All three at his station do, so Burley can place the certification sticker on the pumps from the comptroller's office. The importance of these inspections is only growing, because by the time the next summer holiday arrives — the Fourth of July — Maryland drivers will be paying more at the pump thanks to tax increases set to begin in July.

The Maryland General Assembly approved applying the state's sales tax to gasoline, as well as tying the rate of the per-gallon tax to the consumer price index, meaning it could go up or down annually depending on inflation. The increases are rolled out over four years, so when the initial hike goes into effect on July 1, drivers will be paying about 5 cents more per gallon.

Comptroller Peter Franchot isn't a fan of the tax hikes. "Wealthy people in Maryland pay less than 2 percent of their after-tax income on gas. People at the lower end of the income level pay more than 12 percent of their after-tax income on gasoline."
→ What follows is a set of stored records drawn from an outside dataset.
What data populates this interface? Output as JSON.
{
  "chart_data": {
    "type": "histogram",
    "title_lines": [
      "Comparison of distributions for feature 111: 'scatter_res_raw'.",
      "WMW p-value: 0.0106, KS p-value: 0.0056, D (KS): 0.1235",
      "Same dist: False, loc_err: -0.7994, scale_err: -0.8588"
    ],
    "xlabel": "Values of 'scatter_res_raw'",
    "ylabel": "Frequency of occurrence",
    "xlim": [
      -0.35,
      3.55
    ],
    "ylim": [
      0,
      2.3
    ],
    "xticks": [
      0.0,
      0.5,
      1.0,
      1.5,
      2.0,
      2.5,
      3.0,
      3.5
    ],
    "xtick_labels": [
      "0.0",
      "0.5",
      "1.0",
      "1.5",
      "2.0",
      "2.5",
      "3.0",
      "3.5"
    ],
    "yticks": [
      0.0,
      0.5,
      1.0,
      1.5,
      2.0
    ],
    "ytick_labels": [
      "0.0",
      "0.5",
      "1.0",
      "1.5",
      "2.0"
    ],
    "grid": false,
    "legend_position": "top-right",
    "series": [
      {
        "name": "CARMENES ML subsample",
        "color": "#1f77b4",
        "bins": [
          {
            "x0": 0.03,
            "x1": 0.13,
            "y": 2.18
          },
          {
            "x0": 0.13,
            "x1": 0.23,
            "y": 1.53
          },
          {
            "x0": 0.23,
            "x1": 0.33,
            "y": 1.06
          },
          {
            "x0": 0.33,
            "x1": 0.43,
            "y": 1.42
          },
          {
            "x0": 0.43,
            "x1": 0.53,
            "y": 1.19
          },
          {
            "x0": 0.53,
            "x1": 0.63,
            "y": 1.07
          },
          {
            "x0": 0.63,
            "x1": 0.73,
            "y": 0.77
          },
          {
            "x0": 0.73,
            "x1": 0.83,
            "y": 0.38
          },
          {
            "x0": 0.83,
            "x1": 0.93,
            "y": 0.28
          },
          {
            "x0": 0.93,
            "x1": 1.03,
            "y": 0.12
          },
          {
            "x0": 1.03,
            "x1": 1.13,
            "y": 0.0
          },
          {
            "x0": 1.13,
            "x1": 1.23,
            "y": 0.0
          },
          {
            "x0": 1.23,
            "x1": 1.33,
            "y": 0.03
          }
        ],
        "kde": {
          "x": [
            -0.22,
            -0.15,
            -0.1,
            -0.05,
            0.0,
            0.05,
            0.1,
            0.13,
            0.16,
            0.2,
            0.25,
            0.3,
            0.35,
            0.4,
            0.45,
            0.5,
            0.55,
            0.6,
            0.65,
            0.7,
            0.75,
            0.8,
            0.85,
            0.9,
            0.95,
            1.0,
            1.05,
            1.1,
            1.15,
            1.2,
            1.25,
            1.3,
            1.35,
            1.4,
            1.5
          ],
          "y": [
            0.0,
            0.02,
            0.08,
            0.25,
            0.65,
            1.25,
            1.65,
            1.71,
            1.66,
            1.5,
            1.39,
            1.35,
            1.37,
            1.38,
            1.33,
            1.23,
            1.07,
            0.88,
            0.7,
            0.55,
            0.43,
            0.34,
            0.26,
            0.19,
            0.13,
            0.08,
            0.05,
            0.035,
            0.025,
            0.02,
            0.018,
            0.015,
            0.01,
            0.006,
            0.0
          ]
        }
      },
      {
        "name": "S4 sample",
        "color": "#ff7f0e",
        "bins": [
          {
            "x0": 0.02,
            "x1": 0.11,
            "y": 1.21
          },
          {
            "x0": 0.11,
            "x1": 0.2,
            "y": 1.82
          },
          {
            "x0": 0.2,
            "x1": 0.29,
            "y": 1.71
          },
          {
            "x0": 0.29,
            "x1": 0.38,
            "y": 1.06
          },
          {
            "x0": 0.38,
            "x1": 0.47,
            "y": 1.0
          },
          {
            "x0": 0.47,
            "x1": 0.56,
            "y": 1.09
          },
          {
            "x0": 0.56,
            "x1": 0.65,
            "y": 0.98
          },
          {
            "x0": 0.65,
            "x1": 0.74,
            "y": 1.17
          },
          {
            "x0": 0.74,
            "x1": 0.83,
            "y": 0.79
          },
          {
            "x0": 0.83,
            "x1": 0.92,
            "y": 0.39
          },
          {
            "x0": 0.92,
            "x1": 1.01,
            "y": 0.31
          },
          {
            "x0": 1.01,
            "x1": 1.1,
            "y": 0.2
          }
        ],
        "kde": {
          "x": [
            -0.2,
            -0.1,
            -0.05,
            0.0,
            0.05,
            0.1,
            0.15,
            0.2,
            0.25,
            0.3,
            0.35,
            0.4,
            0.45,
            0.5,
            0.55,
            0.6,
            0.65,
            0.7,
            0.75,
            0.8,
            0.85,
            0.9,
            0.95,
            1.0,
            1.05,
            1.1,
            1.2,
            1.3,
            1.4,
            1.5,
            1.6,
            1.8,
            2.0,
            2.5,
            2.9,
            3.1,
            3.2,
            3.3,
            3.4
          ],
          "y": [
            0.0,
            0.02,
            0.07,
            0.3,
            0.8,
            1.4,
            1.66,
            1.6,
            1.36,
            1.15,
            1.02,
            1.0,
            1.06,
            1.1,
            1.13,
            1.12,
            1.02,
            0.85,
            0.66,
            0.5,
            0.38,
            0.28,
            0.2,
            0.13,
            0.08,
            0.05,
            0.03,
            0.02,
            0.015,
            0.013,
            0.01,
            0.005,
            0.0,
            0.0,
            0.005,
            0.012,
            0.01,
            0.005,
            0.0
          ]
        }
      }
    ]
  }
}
But Franchot isn't a legislator, so he had no say on the tax hikes. His office is responsible for collecting the money, and making these inspections, which will produce an increase in paperwork for gas stations and his office. But Franchot says his employees aren't the victims here.

"The problem is not us, and the burden on us as an agency," he says. "It's the burden on low-income people around the state. It's the exception in Maryland that you don't get what you pay for."

Less than 1 percent of pumps in Maryland fail the octane inspections according to the Franchot, who adds fault is almost always with distributors and not the stations themselves.